Sinopec (China Petroleum & Chemical), the second-largest producer in China and the largest refiner in Asia, will temporarily shut down four oil production projects after Saudi Arabia, Venezuela, Russia and Qatar said they would pursue an anti-climactic freeze on output to January levels.
From the Chinese oil major’s perspective, the freeze to January levels—which still requires agreement from other producers—is not enough to sustain some operations.
The four sites slated for closure are in the Shengli oilfield in Shandong province, which Sinopec says are among the poorest performers.
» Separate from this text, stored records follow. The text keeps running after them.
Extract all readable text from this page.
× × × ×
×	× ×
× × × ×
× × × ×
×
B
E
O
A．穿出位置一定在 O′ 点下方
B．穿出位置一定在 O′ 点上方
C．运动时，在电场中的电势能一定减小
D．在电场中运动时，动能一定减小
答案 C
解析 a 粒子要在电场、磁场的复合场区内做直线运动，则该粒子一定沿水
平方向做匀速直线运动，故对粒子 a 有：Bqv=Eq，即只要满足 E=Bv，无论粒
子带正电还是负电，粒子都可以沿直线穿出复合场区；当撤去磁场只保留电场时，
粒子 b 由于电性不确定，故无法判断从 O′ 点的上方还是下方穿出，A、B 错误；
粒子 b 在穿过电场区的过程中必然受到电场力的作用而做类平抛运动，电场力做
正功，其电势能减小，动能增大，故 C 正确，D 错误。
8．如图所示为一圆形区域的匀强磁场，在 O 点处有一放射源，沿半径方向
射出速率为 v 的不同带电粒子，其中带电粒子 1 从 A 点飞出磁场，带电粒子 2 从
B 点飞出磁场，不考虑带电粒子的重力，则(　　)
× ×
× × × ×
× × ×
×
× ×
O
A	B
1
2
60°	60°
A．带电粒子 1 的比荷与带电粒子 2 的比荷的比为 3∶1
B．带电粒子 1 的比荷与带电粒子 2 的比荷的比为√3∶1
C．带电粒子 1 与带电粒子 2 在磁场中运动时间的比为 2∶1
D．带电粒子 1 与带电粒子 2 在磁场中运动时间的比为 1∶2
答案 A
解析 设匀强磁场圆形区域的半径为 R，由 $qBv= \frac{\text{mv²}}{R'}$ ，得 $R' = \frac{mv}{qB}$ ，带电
With average production costs in China running between $40-$60 per barrel, state-backed producers are suffering major losses, including PetroChina (the largest) and CNOOC.
“At current oil prices, the shutdown could save 130 million yuan (HK$155 million) of costs and reduce losses by 200 million yuan,” the company said on its website. In 2015, Sinopec’s profits declined more than 50 percent, and oil production is expected to further decline this year, by around 2 percent.
Analysts expect an even greater decline.
“Sinopec has been maintaining output in its aging oil fields by over-investing and this is no longer possible in the current oil price environment,” Bloomberg cited Neil Beveridge, a Hong Kong-based analyst at Sanford C. Bernstein, as saying.
Beveridge estimates that Sinopec needs oil to stay above $50 a barrel to break even, and that its domestic production will drop 5-10 percent this year.
But for others, there is some sacrifice involved. Saudi Arabia’s January production levels of 10.2 million barrels per day (mb/d) were actually a bit down from their high point in 2015 at 10.5 mb/d. Also, Saudi Arabia usually increases production in the summer months to meet higher domestic demand, so freezing output would cause Saudi Arabia to take a hit.
The real problem for this deal, though, is with Iran, who is unlikely to sign on to a production freeze when its output is still close to sanctions-era levels. With substantial gains in production expected for this year, the deal would be harder to swallow than it would for other OPEC members. Saudi Arabia would be willing to freeze its output if it meant burdening its rival Iran. As a result, Iran’s acquiescence is an open question. "We have not yet reached our level of pre-sanctions production. So when we get there, we will be on an equal level, then we can talk," a senior source told Reuters, pouring cold water on the deal. Venezuelan officials believe they can bring Iran on board, but that remains to be seen.